Philosophically, I believe in multiple perspectives. My initial assessment is that Wolfram approach to physics will be one of many possible perspectives. There are other perspectives already: geometric approach to physics, algebraic approach to physics, Twistor Theory, qubit networks, etc. He claims that other approaches such as String theory and Loop-Quantum-Gravity (and possibly others) will all emerge from his system.

I was a little taken aback to read about finding “the rule of the universe”. Why does he look for a fixed rule? But then, towards the end of the article, he allows that maybe the universe is running all possible rules. In my opinion, “rules” can change, we should allow for this possibility. But then, the entire project becomes hopelessly intractable.

I have read somewhere that self-organizing schemes based on fixed rules generate limited complexity. His schemes seem to be generating enough complexity, but I am not sure.

The main obstacle in his approach to physics is what he calls “computational irreducibility”. We have to apply the rule zillions of times. This is computationally costly. But, he says that “there’s a lot one can understand before one hits computational irreducibility”. He also says that there are “tunnels of computational reducibility”.

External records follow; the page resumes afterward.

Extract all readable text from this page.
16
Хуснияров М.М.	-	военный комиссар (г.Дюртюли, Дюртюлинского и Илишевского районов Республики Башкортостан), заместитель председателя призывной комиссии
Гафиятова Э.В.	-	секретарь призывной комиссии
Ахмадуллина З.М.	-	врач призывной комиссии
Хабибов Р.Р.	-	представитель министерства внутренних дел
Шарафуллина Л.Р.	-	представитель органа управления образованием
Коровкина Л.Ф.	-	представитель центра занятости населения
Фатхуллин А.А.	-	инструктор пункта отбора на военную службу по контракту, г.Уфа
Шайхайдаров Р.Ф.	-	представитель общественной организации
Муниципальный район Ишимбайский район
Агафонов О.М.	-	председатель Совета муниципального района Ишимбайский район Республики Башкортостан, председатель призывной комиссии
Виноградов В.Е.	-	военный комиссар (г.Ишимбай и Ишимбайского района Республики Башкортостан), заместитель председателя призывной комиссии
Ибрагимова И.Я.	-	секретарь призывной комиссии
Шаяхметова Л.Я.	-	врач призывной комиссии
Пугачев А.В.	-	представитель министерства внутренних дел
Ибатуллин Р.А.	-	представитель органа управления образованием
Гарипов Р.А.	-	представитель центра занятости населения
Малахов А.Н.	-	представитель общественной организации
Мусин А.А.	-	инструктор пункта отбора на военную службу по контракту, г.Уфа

Speaking of “rules”, any mathematical mapping is a  “rule”, I suppose. Graph theory is part of mathematics so Wolfram approach is still mathematical even though he would not accept that description. He says his approach is “computational” as opposed to “mathematical” per se.

I am in agreement with his views on “space”. He says “Underneath, it’s a bunch of discrete, abstract relations between abstract points”. In my post titled On the emergence of space and time I described various views and at the end mentioned my prejudice on the order of emergence (space -> time -> matter). On this Wolfram has a rich and detailed answer. It will be worthwhile to revisit his answer and try to understand better.

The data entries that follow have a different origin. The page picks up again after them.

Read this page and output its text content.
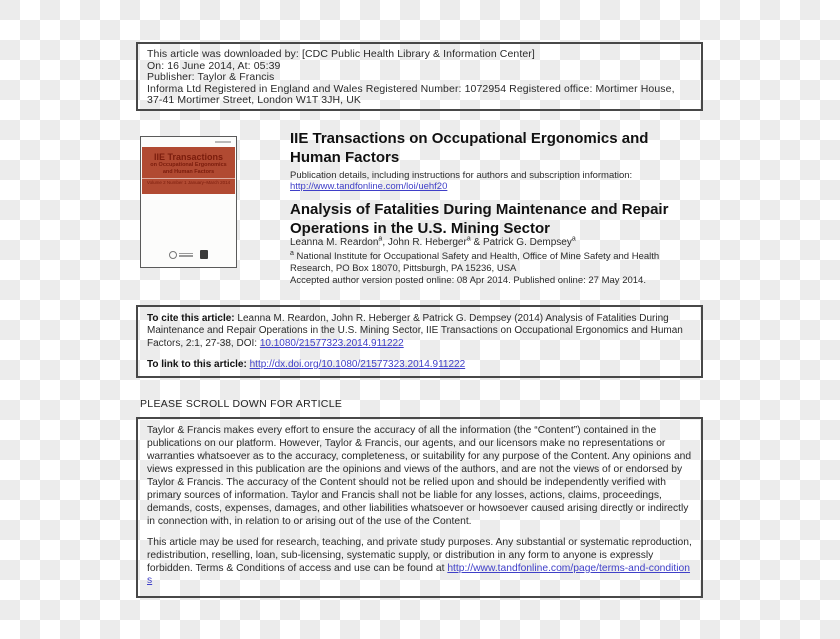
This article was downloaded by: [CDC Public Health Library & Information Center]
On: 16 June 2014, At: 05:39
Publisher: Taylor & Francis
Informa Ltd Registered in England and Wales Registered Number: 1072954 Registered office: Mortimer House, 37-41 Mortimer Street, London W1T 3JH, UK
IIE Transactions
on Occupational Ergonomics
and Human Factors
Volume 2 Number 1 January–March 2014
IIE Transactions on Occupational Ergonomics and Human Factors
Publication details, including instructions for authors and subscription information:
http://www.tandfonline.com/loi/uehf20
Analysis of Fatalities During Maintenance and Repair Operations in the U.S. Mining Sector
Leanna M. Reardon$^a$, John R. Heberger$^a$ & Patrick G. Dempsey$^a$
$^a$ National Institute for Occupational Safety and Health, Office of Mine Safety and Health Research, PO Box 18070, Pittsburgh, PA 15236, USA
Accepted author version posted online: 08 Apr 2014. Published online: 27 May 2014.
To cite this article: Leanna M. Reardon, John R. Heberger & Patrick G. Dempsey (2014) Analysis of Fatalities During Maintenance and Repair Operations in the U.S. Mining Sector, IIE Transactions on Occupational Ergonomics and Human Factors, 2:1, 27-38, DOI: 10.1080/21577323.2014.911222
To link to this article: http://dx.doi.org/10.1080/21577323.2014.911222
PLEASE SCROLL DOWN FOR ARTICLE
Taylor & Francis makes every effort to ensure the accuracy of all the information (the “Content”) contained in the publications on our platform. However, Taylor & Francis, our agents, and our licensors make no representations or warranties whatsoever as to the accuracy, completeness, or suitability for any purpose of the Content. Any opinions and views expressed in this publication are the opinions and views of the authors, and are not the views of or endorsed by Taylor & Francis. The accuracy of the Content should not be relied upon and should be independently verified with primary sources of information. Taylor and Francis shall not be liable for any losses, actions, claims, proceedings, demands, costs, expenses, damages, and other liabilities whatsoever or howsoever caused arising directly or indirectly in connection with, in relation to or arising out of the use of the Content.
This article may be used for research, teaching, and private study purposes. Any substantial or systematic reproduction, redistribution, reselling, loan, sub-licensing, systematic supply, or distribution in any form to anyone is expressly forbidden. Terms & Conditions of access and use can be found at http://www.tandfonline.com/page/terms-and-conditions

His comments on “energy” are very interesting. “…energy corresponds to the flux of causal edges through timelike hypersurfaces….energy is associated with activity in the hypergraph that propagates information”.

Each “step” in applying the rule involves multiple “updating events”. This reminded me what happens with virtual particles. Indeed, he sees this connection as well. He ties the “updating events” to “many histories”, Feynman approach, etc.

Repeated application of the “rule” and the evolving graph represents a type of confinement. I am trying to develop ideas based on confinement/liberation duality. As a generalization, I say that any type of “confinement” action will be countered by “liberation” reaction. We may be able to discover the modalities of the confinement/liberation interplay but there will always be some intrinsic uncertainty because modalities evolve, in my opinion. In Wolfram language this would correspond to changing “rules”.

His “oligons” reminded me the “microvita”.

Planck scale: 10^{-35} meter , Wolfram scale: 10^{-93} meter. Wow!

I believe in the motto “simple, explanatory, predictive”. I am not sure Wolfram project can fulfill this ideal.

In terms of categories, he mentions “physical space”, “branchial space”, “rule space”. I like these categories.

He answers the question “Could there be other universes?” as follows: “The answer in our setup is basically no….because in a sense our universe already contains all possible rules, so there can only be one of it”.

He thinks that the fundamental theory of physics will have similarities to language design. My intuition tells me that this is worth pursuing.

I just don’t see physics PhD students jumping on the Wolfram bandwagon. It will be long time before the academic world joins in this great project. But, it does not matter. He is well prepared to continue and grow this project using the resources of his company.

Stephen Wolfram is making great contributions to science. I congratulate him and wish him success.